Matt Welch brings bagpipes to the Barrel Hall
He has been called the “Eddie Van Halen of the Bagpipes.” But feel free to throw in names like Jeff Beck and Frank Zappa, mashed up with the minimalist masters like Philip Glass and Giacinto Scelsi.
Throwing composer’s caution to the wind, Matt Welch seamlessly mixes music that ranges from Javanese/Balinese gamelan to experimental, classical, rock and improvisation — a hybrid’s hybrid.
He has performed with everyone from new-music maestros John Zorn and Alvin Lucier, to his New York/San Francisco genre-busting band of brothers, Blarvuster, who have played the world over.
Blarvuster, with Welch’s bagpipes, sax and vocals, include Will Northlich-Redmond on electric guitar (BlipVert, PAK), Ian Riggs on bass guitar (Burning Spear, Lonesome Trio) and Brian Chase on drums (Yeah Yeah Yeahs, Drums and Drones).
“My music is a lot of worlds coming together,” notes Welch via phone from San Francisco. “I mean, I obviously play the bagpipes and that is the most formal instrumental training that I have ever had,” he adds.
“It was kind of hard to not lis-
ten to other things growing up in North America. People were so fastidious about the bagpipes — a music tradition that comes from somewhere else. But for me, this just opened the door to a bunch of other ways of looking at music. I look at music as kind of geography or a voyage. And that started to become interesting.
“I always yearned to improvise on bagpipes,” admits Welch. “When I first starting playing, I immediately felt there was a need to create and be involved with the idea of performing sound and creating sound at the same time but not too separate in the beginning stages of all of my instrumental studies.

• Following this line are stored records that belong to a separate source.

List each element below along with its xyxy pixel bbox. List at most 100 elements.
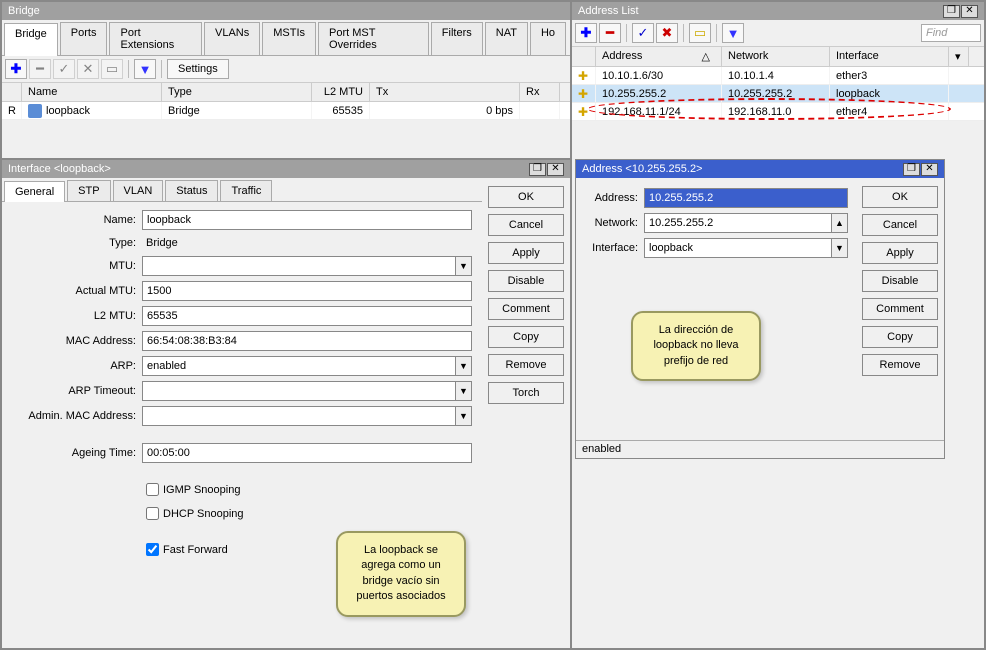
restore-button[interactable]: ❐	[943, 5, 960, 18]
ok-button[interactable]: OK	[488, 186, 564, 208]
mtu-input[interactable]	[142, 256, 456, 276]
tab-traffic[interactable]: Traffic	[220, 180, 272, 201]
name-label: Name:	[12, 214, 142, 226]
cell-l2mtu: 65535	[312, 102, 370, 119]
col-tx[interactable]: Tx	[370, 83, 520, 101]
torch-button[interactable]: Torch	[488, 382, 564, 404]
copy-button[interactable]: Copy	[488, 326, 564, 348]
comment-button[interactable]: Comment	[488, 298, 564, 320]
tab-ho[interactable]: Ho	[530, 22, 566, 55]
copy-button[interactable]: Copy	[862, 326, 938, 348]
col-rx[interactable]: Rx	[520, 83, 560, 101]
apply-button[interactable]: Apply	[862, 242, 938, 264]
find-input[interactable]: Find	[921, 24, 981, 42]
tab-filters[interactable]: Filters	[431, 22, 483, 55]
mac-input[interactable]: 66:54:08:38:B3:84	[142, 331, 472, 351]
tab-status[interactable]: Status	[165, 180, 218, 201]
tab-nat[interactable]: NAT	[485, 22, 528, 55]
ok-button[interactable]: OK	[862, 186, 938, 208]
col-flag[interactable]	[2, 83, 22, 101]
remove-button[interactable]: Remove	[862, 354, 938, 376]
col-network[interactable]: Network	[722, 47, 830, 66]
restore-icon: ❐	[533, 164, 542, 174]
name-input[interactable]: loopback	[142, 210, 472, 230]
cell-type: Bridge	[162, 102, 312, 119]
settings-button[interactable]: Settings	[167, 59, 229, 79]
filter-button[interactable]: ▼	[134, 59, 156, 79]
addrlist-toolbar: ✚ ━ ✓ ✖ ▭ ▼ Find	[572, 20, 984, 47]
tab-vlans[interactable]: VLANs	[204, 22, 260, 55]
col-l2mtu[interactable]: L2 MTU	[312, 83, 370, 101]
tab-vlan[interactable]: VLAN	[113, 180, 164, 201]
remove-button[interactable]: ━	[599, 23, 621, 43]
l2mtu-input[interactable]: 65535	[142, 306, 472, 326]
dropdown-icon[interactable]: ▼	[456, 356, 472, 376]
comment-button[interactable]: Comment	[862, 298, 938, 320]
tab-mstis[interactable]: MSTIs	[262, 22, 316, 55]
apply-button[interactable]: Apply	[488, 242, 564, 264]
arpto-input[interactable]	[142, 381, 456, 401]
col-address[interactable]: Address△	[596, 47, 722, 66]
igmp-checkbox[interactable]	[146, 483, 159, 496]
ff-checkbox[interactable]	[146, 543, 159, 556]
disable-button[interactable]: ✖	[656, 23, 678, 43]
col-name[interactable]: Name	[22, 83, 162, 101]
tab-stp[interactable]: STP	[67, 180, 110, 201]
adminmac-input[interactable]	[142, 406, 456, 426]
tab-portmst[interactable]: Port MST Overrides	[318, 22, 429, 55]
cancel-button[interactable]: Cancel	[862, 214, 938, 236]
bridge-icon	[28, 104, 42, 118]
address-input[interactable]: 10.255.255.2	[644, 188, 848, 208]
remove-button[interactable]: ━	[29, 59, 51, 79]
close-button[interactable]: ✕	[921, 163, 938, 176]
remove-button[interactable]: Remove	[488, 354, 564, 376]
disable-button[interactable]: Disable	[862, 270, 938, 292]
dhcp-checkbox[interactable]	[146, 507, 159, 520]
dropdown-icon[interactable]: ▼	[456, 256, 472, 276]
disable-button[interactable]: ✕	[77, 59, 99, 79]
up-icon[interactable]: ▲	[832, 213, 848, 233]
col-icon[interactable]	[572, 47, 596, 66]
actualmtu-label: Actual MTU:	[12, 285, 142, 297]
network-label: Network:	[584, 217, 644, 229]
dropdown-icon[interactable]: ▼	[832, 238, 848, 258]
tab-general[interactable]: General	[4, 181, 65, 202]
actualmtu-input[interactable]: 1500	[142, 281, 472, 301]
ageing-input[interactable]: 00:05:00	[142, 443, 472, 463]
minus-icon: ━	[606, 25, 614, 41]
close-button[interactable]: ✕	[547, 163, 564, 176]
comment-button[interactable]: ▭	[101, 59, 123, 79]
filter-button[interactable]: ▼	[722, 23, 744, 43]
close-button[interactable]: ✕	[961, 5, 978, 18]
cell-icon: ✚	[572, 85, 596, 102]
cancel-button[interactable]: Cancel	[488, 214, 564, 236]
separator	[716, 24, 717, 42]
restore-button[interactable]: ❐	[529, 163, 546, 176]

“That kind of study of an instrument has such a specific geography and tradition in its sound. It actually became a focal point for everything I was interested in,” says Welch.
Throughout his career the acclaimed piper has studied and performed with some of the world’s best pipe players, winning global competitions galore.
Welch, who is also a teacher, continues to redefine the sound of the pipes through pioneering new techniques and compositional structures creating exciting sonic dimensions and new music soundscapes for this highly traditional instrument.
The first instrument for Welch was the accordion.
“Accordion was where I first studied instrumentation and got into the formal study of music. It was not a very large leap to move onto the bagpipes.”
Welch is originally from Massachusetts but began piping in Florida. He did his undergraduate in Vancouver at Simon Fraser University.
At SFU, Welch learned Javanese/Balinese gamelan music. Then he went to Wesleyan University in Connecticut where he studied with renowned American composer and multi-instrumentalist Anthony Braxton.
“Studying gamelan was a huge feather for my career,” notes Welch. “I think my world got even more messed up at Wesleyan with Anthony but in a good way,” he laughs. “There was a good lineage of intricate experimental music that used all sorts of combinations of traditions and minimalism — gamelan, avantgarde, free jazz, and improvisation in general. That was a great way to go to New York. I felt in New York that is where things became real. You could say I became an adult there.”
Welch also has a passion for opera and is the artistic director of Experiments in Opera. EIO has been lauded by many critics from The New York Times to Rolling Stone magazine.
Welch has been hailed as “one of 14 artists changing the future of opera.” He has boldly taken opera where no one has taken it before from “The Mutt” — based on a skateboard legend — to his most recent work, “And Here We Are,” with libretto by Daniel Neer, based on the memoirs of Welch’s great uncle Edgar Kneedler. The shadow-puppet opera, featuring four soloists and a mixed ensemble, is a 90-minute work based on traditional Javanese shadow puppetry.
“Music can be innovative or you could also have some sort of storyline or vice versa and it really became this — imagine gamelan music on bagpipes — it really creates a world out of something else and opera was the largest expression of that.”
Welch has always liked Philip Glass and cites Glass’s “Koyaanisqatsi” as his all-time favourite film. Welch arranged Glass’ 1968 composition “Two Pages” for bagpipes in honour of the piece’s 50th anniversary.
“I have mentioned this to Philip Glass once,” says Welch. “I think “Two Pages” is going to be coming out on his label. I just put it out as a sneak preview and the label really likes it so they are going to release it sometime in late November.”
When Welch was in Scotland he created a bagpipe piece called “Blues for Seraut.” He visited a Medieval abbey in Ayrshire that was built in the 1300s, immediately falling in love with the natural reverb of the space.
“I was inspired by (free jazz musician) Evan Parker’s ‘Conic Sections.’ ‘Blues for Seraut’ has to be done in a specific environment like the abbey that I was recording in. It was so reverberant that I was able to create that piece specifically there. I think at the Barrel Hall I will have a chance to present something like the reverberation that I did in Scotland,” says Welch, adding that he will be playing solo. “I will mostly be focused on compositions of mine. And I shall be doing quite a lot of stretching out and improvisations!”